Venango County’s chapter is also planning to work with the new Riders Advocating Against Child Abuse organization in Venango County.

“We’re helping them get that off the ground. We support them wholeheartedly,” Stevens noted.

Likewise, in Jefferson County, the ABATE Chapter does a number of rides and dinners and even pool tournaments to help raise money for members of the community who are in need.

Last year the annual Veterans Ride for the Veterans Administration in Jefferson County had over 60 bikes and raised over $5,000.00, according to Chapter President Ben Steele.

Their annual Ride for a New Life, which raises money for the Neonatal Intensive Care Unit (NICU) at Penn Highlands DuBois Hospital, also usually raises between $10,000.00 and $13,000.00 each year.

While charitable giving is a big part of their mission, education is also another part, and with Motorcycle Safety Awareness Month approaching in May, education is on everyone’s mind right now.

“A lot of people construe us as bikers not wanting helmets, but it’s more about motorcycle education,” Stevens said.

According to Steele and Pacsai, the Clarion and Jefferson Chapters are taking that education to local schools.
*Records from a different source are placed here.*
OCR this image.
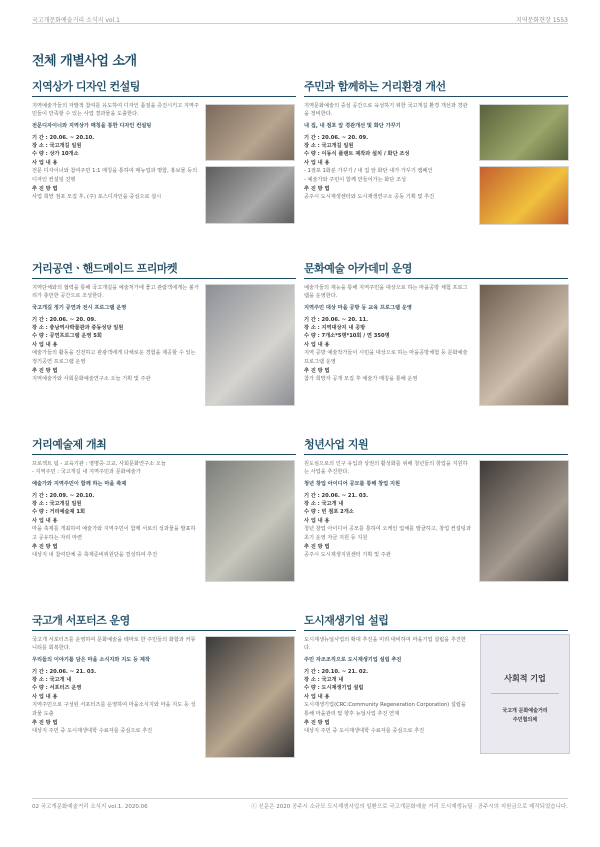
국고개문화예술거리 소식지 vol.1	지역문화현장 1553
전체 개별사업 소개
지역상가 디자인 컨설팅

지역예술가들의 자발적 참여를 유도하여 디자인 품질을 증진시키고 지역주민들이 만족할 수 있는 사업 결과물을 도출한다.

전문디자이너와 지역상가 매칭을 통한 디자인 컨설팅

기 간 : 20.06. ~ 20.10.

장 소 : 국고개길 일원

수 량 : 상가 10개소

사 업 내 용

전문 디자이너와 참여주민 1:1 매칭을 통하여 매뉴얼과 명함, 홍보물 등의 디자인 컨설팅 진행

추 진 방 법

사업 희망 점포 모집 후, (주) 포스디자인을 중심으로 설시

주민과 함께하는 거리환경 개선

지역문화예술의 중심 공간으로 육성하기 위한 국고개길 환경 개선과 경관을 정비한다.

내 집, 내 점포 앞 경관개선 및 화단 가꾸기

기 간 : 20.06. ~ 20. 09.

장 소 : 국고개길 일원

수 량 : 이동식 플랜트 제작과 설치 / 화단 조성

사 업 내 용

- 1점포 1화분 가꾸기 / 내 집 앞 화단 내가 가꾸기 캠페인
- 예술가와 주민이 함께 만들어가는 화단 조성

추 진 방 법

공주시 도시재생센터와 도시재생연구소 공동 기획 및 추진

거리공연ㆍ핸드메이드 프리마켓

지역단체와의 협력을 통해 국고개길을 예술처가에 좋고 관람객에게는 볼거리가 충만한 공간으로 조성한다.

국고개길 정기 공연과 전시 프로그램 운영

기 간 : 20.06. ~ 20. 09.

장 소 : 충남역사박물관과 중동성당 일원

수 량 : 공연프로그램 운영 5회

사 업 내 용

예술가들의 활동을 진전하고 관광객에게 다채로운 경험을 제공할 수 있는 정기공연 프로그램 운영

추 진 방 법

지역예술가와 사회문화예술연구소 오늘 기획 및 주관

문화예술 아카데미 운영

예술가들의 재능을 통해 지역주민을 대상으로 하는 마을공방 체험 프로그램을 운영한다.

지역주민 대상 마을 공방 등 교육 프로그램 운영

기 간 : 20.06. ~ 20. 11.

장 소 : 지역대상지 내 공방

수 량 : 7개소*5명*10회 / 연 350명

사 업 내 용

지역 공방 예술작가들이 시민을 대상으로 하는 마을공방체험 등 문화예술 프로그램 운영

추 진 방 법

참가 희망자 공개 모집 후 예술가 매칭을 통해 운영

거리예술제 개최

프로젝트 팀 - 교육기관 : 영명중·고교, 사회문화연구소 오늘
- 지역주민 : 국고개길 내 지역주민과 문화예술가

예술가와 지역주민이 함께 하는 마을 축제

기 간 : 20.09. ~ 20.10.

장 소 : 국고개길 일원

수 량 : 거리예술제 1회

사 업 내 용

마을 축제를 개최하여 예술가와 지역주민이 함께 서로의 성과물을 발표하고 공유하는 자리 마련

추 진 방 법

대상지 내 참여단체 중 축제준비위원단을 결성하여 추진

청년사업 지원

원도심으로의 인구 유입과 상권의 활성화를 위해 청년들의 창업을 지원하는 사업을 추진한다.

청년 창업 아이디어 공모를 통해 창업 지원

기 간 : 20.06. ~ 21. 03.

장 소 : 국고개 내

수 량 : 빈 점포 2개소

사 업 내 용

청년 창업 아이디어 공모를 통하여 오케인 업체를 발굴하고, 창업 컨설팅과 초기 운영 자금 지원 등 지원

추 진 방 법

공주시 도시재생지원센터 기획 및 주관

국고개 서포터즈 운영

국고개 서포터즈를 운영하여 문화예술을 테마로 한 주민들의 화합과 커뮤니티를 회복한다.

우리들의 이야기를 담은 마을 소식지와 지도 등 제작

기 간 : 20.06. ~ 21. 03.

장 소 : 국고개 내

수 량 : 서포터즈 운영

사 업 내 용

지역주민으로 구성된 서포터즈를 운영하여 마을소식지와 마을 지도 등 성과물 도출

추 진 방 법

대상지 주민 중 도시재생대학 수료자를 중심으로 추진

도시재생기업 설립

도시재생뉴딜사업의 확대 추진을 미리 대비하여 마을기업 설립을 추진한다.

주민 자조조직으로 도시재생기업 설립 추진

기 간 : 20.10. ~ 21. 02.

장 소 : 국고개 내

수 량 : 도시재생기업 설립

사 업 내 용

도시재생기업(CRC:Community Regeneration Corporation) 설립을 통해 마을관리 및 향후 뉴딜사업 추진 연계

추 진 방 법

대상지 주민 중 도시재생대학 수료자를 중심으로 추진

사회적 기업
국고개 문화예술거리
주민협의체
02 국고개문화예술거리 소식지 vol.1. 2020.06	ⓒ 신문은 2020 공주시 소규모 도시재생사업의 일환으로 국고개문화예술 거리 도시재생뉴딜 · 공주시의 지원금으로 제작되었습니다.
“This year we started a program, that is a state program, called Operation Save A Life. What we do is have members that go to local schools and talk to students. They have a slide show and handouts for the students to make them more aware of what it takes to acquire a motorcycle license, to learn about hand signals, and just things to keep people safe on the road, as motorcyclists and as drivers,” Steele said.

While the program does include information on motorcycles, it’s about more than just that, Pacsai noted.
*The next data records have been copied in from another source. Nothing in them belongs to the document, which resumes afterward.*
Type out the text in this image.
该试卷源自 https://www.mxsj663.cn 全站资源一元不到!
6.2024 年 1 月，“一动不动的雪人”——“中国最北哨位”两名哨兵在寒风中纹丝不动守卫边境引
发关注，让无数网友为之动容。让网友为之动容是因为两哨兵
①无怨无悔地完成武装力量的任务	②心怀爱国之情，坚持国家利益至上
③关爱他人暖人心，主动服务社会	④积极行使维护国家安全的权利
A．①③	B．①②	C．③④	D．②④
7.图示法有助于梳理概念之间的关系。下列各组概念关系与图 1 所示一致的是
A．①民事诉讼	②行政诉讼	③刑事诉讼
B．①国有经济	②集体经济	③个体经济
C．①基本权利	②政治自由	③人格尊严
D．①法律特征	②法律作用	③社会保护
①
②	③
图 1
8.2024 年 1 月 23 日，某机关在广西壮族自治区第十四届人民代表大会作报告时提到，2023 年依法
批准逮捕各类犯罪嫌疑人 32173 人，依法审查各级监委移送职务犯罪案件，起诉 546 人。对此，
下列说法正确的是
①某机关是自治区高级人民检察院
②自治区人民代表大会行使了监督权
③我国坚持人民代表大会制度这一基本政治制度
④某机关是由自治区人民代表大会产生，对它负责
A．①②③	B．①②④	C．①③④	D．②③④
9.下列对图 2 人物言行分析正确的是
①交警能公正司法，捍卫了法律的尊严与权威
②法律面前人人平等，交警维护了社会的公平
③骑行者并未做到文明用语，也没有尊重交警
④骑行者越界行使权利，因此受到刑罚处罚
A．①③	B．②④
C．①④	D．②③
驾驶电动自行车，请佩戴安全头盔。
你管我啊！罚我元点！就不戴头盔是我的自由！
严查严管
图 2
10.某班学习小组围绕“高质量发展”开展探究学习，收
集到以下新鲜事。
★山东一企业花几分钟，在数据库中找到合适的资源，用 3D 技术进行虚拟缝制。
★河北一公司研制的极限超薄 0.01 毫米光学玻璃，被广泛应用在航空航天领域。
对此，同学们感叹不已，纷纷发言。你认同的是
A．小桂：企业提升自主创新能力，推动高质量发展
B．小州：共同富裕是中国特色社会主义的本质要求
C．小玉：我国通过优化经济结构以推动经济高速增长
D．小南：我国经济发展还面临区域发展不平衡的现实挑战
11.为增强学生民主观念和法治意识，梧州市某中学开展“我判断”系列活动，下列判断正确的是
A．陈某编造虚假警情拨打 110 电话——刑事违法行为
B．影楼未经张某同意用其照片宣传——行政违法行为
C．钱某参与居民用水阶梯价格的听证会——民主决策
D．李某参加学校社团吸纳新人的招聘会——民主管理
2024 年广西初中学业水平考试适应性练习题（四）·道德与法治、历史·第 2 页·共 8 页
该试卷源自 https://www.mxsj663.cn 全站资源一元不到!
“The OSAL program is also talking about bicycles, off-road motorcycles, four-wheelers, and talking about safety with all of these things.”

As a rights organization, lobbying for legislation is also a part of what ABATE is about, but some of the issues they take on are more complex than people might expect.

“A big one right now is the autonomous vehicles,” Pacsai noted.

“Just making sure when they write the programs, they can see things as small as a motorcycle, or a bicycle, or a pedestrian, for that matter.”

Baker noted that ABATE was one of the organizations that pushed for mandatory motorcycle licensure.

“A lot of people ride without the proper license or ride on a permit every year, and keep renewing the permit. ABATE sponsored a bill to make it so you can only get a permit twice in ten years, then you have to take the test,” he noted.

All three chapters agreed on one major thing: They are always open to people who are interested in finding out more about the organization.

The chapters are always looking for more members.

“We encourage people to at least look into it, if not to join, at least to help with our benefits and get the word out about things. We need help to be able to help people,” Steele said.

“And, we are a family-oriented organization. This isn’t for adults only. My 14-year-old daughter is a member,” Baker noted.

The organizations meetings are all open to the public.

Meeting times/places:

Jefferson County Chapter: the second Sunday of every month in the basement of the Reynoldsville Eagle’s Club at 11:00 a.m.

Clarion County Chapter: the second Sunday of every month at the Clarion Moose Lodge at 10:00 a.m.

Venango County Chapter: the first Saturday of every month at the Franklin VFW at 1:00 p.m.